I’m Sorry, What?
Hailing from rootsy folk outfit Romi Di Luna, vocalist Channy Leaneagh has teamed with producer Ryan Olson to form the disco syndicate POLIÇA (“po-lee-sa”). They’re kind of an angelic, dance floor-ready cyborg—pulsing with metronomic drums, dinging bloops and cooing like some lithium-ion pixie. Ostensibly, the band’s debut, Give You The Ghost, is an effort of lovely and tasteful craftwork. Ostensibly.
Twin drummers Ben Ivascu and Drew Christopherson weave a quickening mesh of beats, bassist Chris Bierdan’s lines bump and shimmer, and synthman Olson’s sounds are in every way on-point and evocative. Even Channy’s sincere vocals, whose gossamer tone and delivery is vital to the group’s sound, are at turns pleading and sexy. There’s just one nagging, illusion-breaking problem: Track by track, you can’t understand what this woman is saying.
There are times, however, when the singer’s loose and languid approach feels just right. “Lay Your Cards” and “Leading To Death” are the album’s unmitigated successes. The former is a whopper of a single, and a distillate of the band at their best. Its measured downbeat, Tron violin swells, and Channy’s sensual digitized croons whir and cohere perfectly, blooming into some stellar and libidinous dream. “In these little moments, get your cards out,” purs our divine vixen, “I am waiting”—coming off like a metallic, occidental Sade. “Leading,” too, gets it just right, with its turbo funk bassline and chirping detuned noises. Channy’s high romantic cries evoke a cyber Sinead O’Conner, and the synths are so delightfully chunky and retro as to recall John Carpenter’s halcyon days of “one man and a Casio.”

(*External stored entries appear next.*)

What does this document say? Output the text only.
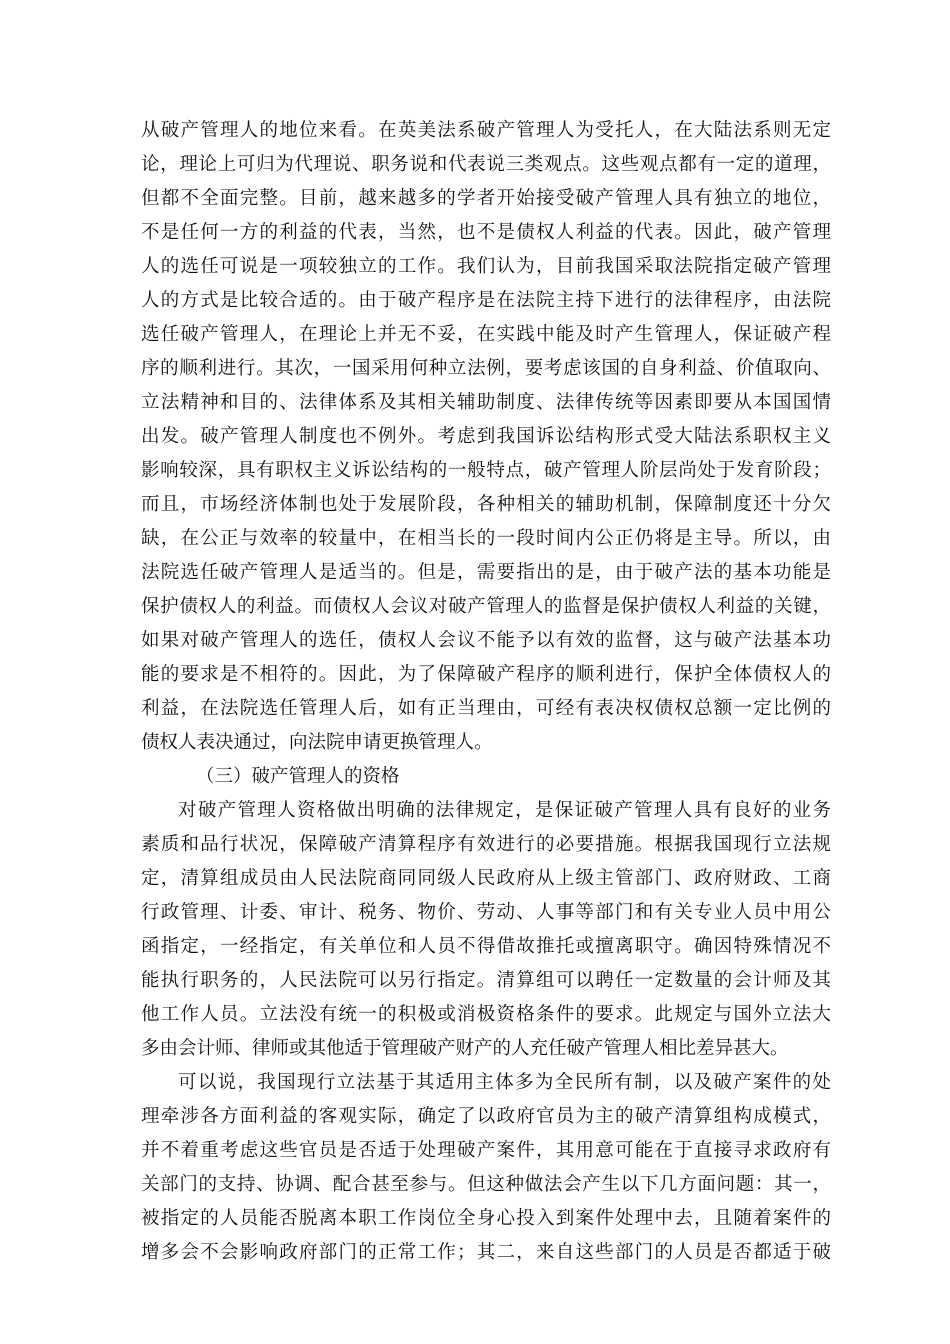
从破产管理人的地位来看。在英美法系破产管理人为受托人，在大陆法系则无定
论，理论上可归为代理说、职务说和代表说三类观点。这些观点都有一定的道理，
但都不全面完整。目前，越来越多的学者开始接受破产管理人具有独立的地位，
不是任何一方的利益的代表，当然，也不是债权人利益的代表。因此，破产管理
人的选任可说是一项较独立的工作。我们认为，目前我国采取法院指定破产管理
人的方式是比较合适的。由于破产程序是在法院主持下进行的法律程序，由法院
选任破产管理人，在理论上并无不妥，在实践中能及时产生管理人，保证破产程
序的顺利进行。其次，一国采用何种立法例，要考虑该国的自身利益、价值取向、
立法精神和目的、法律体系及其相关辅助制度、法律传统等因素即要从本国国情
出发。破产管理人制度也不例外。考虑到我国诉讼结构形式受大陆法系职权主义
影响较深，具有职权主义诉讼结构的一般特点，破产管理人阶层尚处于发育阶段；
而且，市场经济体制也处于发展阶段，各种相关的辅助机制，保障制度还十分欠
缺，在公正与效率的较量中，在相当长的一段时间内公正仍将是主导。所以，由
法院选任破产管理人是适当的。但是，需要指出的是，由于破产法的基本功能是
保护债权人的利益。而债权人会议对破产管理人的监督是保护债权人利益的关键，
如果对破产管理人的选任，债权人会议不能予以有效的监督，这与破产法基本功
能的要求是不相符的。因此，为了保障破产程序的顺利进行，保护全体债权人的
利益，在法院选任管理人后，如有正当理由，可经有表决权债权总额一定比例的
债权人表决通过，向法院申请更换管理人。
（三）破产管理人的资格
对破产管理人资格做出明确的法律规定，是保证破产管理人具有良好的业务
素质和品行状况，保障破产清算程序有效进行的必要措施。根据我国现行立法规
定，清算组成员由人民法院商同同级人民政府从上级主管部门、政府财政、工商
行政管理、计委、审计、税务、物价、劳动、人事等部门和有关专业人员中用公
函指定，一经指定，有关单位和人员不得借故推托或擅离职守。确因特殊情况不
能执行职务的，人民法院可以另行指定。清算组可以聘任一定数量的会计师及其
他工作人员。立法没有统一的积极或消极资格条件的要求。此规定与国外立法大
多由会计师、律师或其他适于管理破产财产的人充任破产管理人相比差异甚大。
可以说，我国现行立法基于其适用主体多为全民所有制，以及破产案件的处
理牵涉各方面利益的客观实际，确定了以政府官员为主的破产清算组构成模式，
并不着重考虑这些官员是否适于处理破产案件，其用意可能在于直接寻求政府有
关部门的支持、协调、配合甚至参与。但这种做法会产生以下几方面问题：其一，
被指定的人员能否脱离本职工作岗位全身心投入到案件处理中去，且随着案件的
增多会不会影响政府部门的正常工作；其二，来自这些部门的人员是否都适于破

The sad truth is despite POLIÇA’s highly polished and often riveting sound, their spell is routinely broken by the vocalist’s inscrutably inarticulate performance. Making matters worse, her vocals are often caked with thick layers of delay. What was intended to heighten the cosmic sex appeal only deepens the locutional nightmare. Tracks like “Violent Games” and “Fist Teeth Money” prove especially frustrating, with Channy regrettably invoking a kind of Dido on Ambien. “When the day is done/I’ll lend me down,” she possibly sings on “Wandering Star,” another one lost to the phonetic twilight zone. “I soon know you by lonely day,” she assures us. Glad to hear it! The confusion is broadened with each line, and any honest-to-goodness chance at figuring it out seems beyond retrieve.
Channy, repeat after me: “The rain in Spain stays mainly in the plain.” Professor Henry Higgins does wonderful work, I hear. If you’re interested, I can give you his number.